Samhain, for those that don’t know, is the Gaelic holiday from which we derive the modern day Halloween. The holiday was Christianized by pairing this new year harvest festival with the Christian holiday All Saints’ Day or All Hallows’ Day. All Hallows’ Eve was traditionally celebrated as the end of the harvest season past which we enter into the darker half of the year.
More distressing, however, is the continual conflation of witchcraft and paganism with devil worship. Although a small minority of witches do, in fact, worship Satan, this is a belief perpetuated since the Christianization of the Roman Empire in which the indigenous religions and deities of pre-Christian Europe were literally demonized.

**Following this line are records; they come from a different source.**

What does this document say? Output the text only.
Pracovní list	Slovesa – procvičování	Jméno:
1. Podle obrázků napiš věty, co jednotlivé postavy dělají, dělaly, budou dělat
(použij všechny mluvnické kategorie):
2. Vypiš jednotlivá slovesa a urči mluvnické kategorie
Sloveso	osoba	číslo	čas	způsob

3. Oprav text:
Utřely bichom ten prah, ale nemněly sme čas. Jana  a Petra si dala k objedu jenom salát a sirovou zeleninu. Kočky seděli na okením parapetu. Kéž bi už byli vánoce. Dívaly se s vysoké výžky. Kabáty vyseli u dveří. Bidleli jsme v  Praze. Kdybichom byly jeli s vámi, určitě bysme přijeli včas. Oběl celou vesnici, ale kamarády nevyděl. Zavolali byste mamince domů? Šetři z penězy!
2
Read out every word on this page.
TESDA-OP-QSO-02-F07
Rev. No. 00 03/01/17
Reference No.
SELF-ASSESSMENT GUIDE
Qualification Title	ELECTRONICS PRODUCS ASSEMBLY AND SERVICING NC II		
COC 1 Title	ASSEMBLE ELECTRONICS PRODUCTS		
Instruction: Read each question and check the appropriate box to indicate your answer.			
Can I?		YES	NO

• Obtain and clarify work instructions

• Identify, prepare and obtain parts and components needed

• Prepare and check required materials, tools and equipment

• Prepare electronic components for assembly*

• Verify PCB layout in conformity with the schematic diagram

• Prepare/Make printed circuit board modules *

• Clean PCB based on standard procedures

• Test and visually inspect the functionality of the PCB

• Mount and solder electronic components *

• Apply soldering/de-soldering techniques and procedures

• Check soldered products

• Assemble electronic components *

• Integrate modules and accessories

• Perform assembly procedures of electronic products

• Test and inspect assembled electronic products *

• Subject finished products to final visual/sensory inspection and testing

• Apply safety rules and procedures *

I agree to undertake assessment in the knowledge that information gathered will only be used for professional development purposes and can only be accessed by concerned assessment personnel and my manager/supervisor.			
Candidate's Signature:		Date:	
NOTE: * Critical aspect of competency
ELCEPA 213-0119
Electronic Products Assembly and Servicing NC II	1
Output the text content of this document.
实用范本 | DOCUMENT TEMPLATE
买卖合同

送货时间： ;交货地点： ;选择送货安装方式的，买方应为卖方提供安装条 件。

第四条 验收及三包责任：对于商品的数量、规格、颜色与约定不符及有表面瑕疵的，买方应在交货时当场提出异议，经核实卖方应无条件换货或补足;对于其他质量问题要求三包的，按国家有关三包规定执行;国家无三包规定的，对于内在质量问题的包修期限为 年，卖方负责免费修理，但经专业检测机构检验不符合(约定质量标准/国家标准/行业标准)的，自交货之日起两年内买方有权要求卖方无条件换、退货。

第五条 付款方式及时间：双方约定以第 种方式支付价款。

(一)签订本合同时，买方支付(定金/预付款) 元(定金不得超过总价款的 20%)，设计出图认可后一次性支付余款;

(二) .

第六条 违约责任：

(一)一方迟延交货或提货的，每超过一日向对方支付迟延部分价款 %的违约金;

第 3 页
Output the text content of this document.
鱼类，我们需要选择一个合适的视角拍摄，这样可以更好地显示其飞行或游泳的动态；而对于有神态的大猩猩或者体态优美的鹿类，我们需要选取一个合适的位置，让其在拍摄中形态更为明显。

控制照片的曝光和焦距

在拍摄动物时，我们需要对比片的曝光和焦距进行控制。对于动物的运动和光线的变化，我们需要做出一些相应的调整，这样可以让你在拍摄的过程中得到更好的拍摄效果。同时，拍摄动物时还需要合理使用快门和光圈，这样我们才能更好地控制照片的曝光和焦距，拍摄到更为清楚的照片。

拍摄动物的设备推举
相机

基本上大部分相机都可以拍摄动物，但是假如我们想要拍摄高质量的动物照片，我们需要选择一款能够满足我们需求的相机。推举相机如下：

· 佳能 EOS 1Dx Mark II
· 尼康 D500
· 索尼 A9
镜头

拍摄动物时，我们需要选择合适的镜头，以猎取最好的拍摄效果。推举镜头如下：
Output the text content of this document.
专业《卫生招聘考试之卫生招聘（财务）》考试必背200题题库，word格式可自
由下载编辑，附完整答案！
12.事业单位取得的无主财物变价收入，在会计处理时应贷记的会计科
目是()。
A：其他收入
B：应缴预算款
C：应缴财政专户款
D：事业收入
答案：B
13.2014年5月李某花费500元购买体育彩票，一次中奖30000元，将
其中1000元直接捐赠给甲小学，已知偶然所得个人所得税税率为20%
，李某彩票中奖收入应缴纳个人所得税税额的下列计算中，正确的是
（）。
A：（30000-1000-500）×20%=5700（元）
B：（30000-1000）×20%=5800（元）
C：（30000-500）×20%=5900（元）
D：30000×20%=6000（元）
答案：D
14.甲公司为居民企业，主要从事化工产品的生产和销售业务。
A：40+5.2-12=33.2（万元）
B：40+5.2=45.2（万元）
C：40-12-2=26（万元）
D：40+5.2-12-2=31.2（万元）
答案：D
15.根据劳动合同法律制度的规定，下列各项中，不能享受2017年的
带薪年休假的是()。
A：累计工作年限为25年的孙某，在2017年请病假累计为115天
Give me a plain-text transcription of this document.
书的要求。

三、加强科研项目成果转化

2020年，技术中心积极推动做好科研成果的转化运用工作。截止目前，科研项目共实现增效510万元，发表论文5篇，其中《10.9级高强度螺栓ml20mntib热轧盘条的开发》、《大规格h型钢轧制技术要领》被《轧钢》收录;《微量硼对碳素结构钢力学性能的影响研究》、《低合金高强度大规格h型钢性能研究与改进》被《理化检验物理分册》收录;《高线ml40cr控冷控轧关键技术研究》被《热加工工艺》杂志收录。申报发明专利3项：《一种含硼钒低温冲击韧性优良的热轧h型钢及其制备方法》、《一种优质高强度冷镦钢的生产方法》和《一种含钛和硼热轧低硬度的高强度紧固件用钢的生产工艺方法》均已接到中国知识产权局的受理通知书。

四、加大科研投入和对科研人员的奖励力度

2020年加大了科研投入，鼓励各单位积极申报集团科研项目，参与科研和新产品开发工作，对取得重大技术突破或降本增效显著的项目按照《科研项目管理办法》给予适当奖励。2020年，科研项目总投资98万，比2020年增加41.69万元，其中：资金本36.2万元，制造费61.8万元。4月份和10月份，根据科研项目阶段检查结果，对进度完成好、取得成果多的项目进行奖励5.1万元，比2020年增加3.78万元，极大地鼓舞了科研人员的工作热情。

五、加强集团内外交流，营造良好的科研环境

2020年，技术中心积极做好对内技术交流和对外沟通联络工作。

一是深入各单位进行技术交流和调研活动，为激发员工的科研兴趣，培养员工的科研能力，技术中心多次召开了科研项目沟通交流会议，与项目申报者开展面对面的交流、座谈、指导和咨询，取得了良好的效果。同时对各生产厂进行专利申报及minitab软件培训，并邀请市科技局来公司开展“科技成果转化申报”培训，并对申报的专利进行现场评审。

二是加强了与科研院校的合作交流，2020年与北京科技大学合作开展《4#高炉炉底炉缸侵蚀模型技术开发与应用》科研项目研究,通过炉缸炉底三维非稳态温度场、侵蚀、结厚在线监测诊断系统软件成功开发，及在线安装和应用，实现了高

Take, for instance, the popular image of the devil. This cloven hoofed image of a satyr draws primarily from Greek and German belief where the satyr was held up as a guardian of the natural world.
The Chilling Adventures of Sabrina continues this demonetization by having their witches worship Satan. They further this by depicting Satan as a satyr. For a show that’s interested in sympathizing with witches, it shows little concern for the beliefs of those who actually practice witchcraft and paganism.
I can remember sitting on the light rail this spring next to a Wiccan woman when a Christian lady behind her began screaming, “Devil worshiper,” at the top of her lungs. No doubt these poor depictions of pagans contributed to her fear and anger.
Despite the fact that Sabrina rejects Satan’s influence, the insinuation is enough to continue the perpetuation of these assumptions.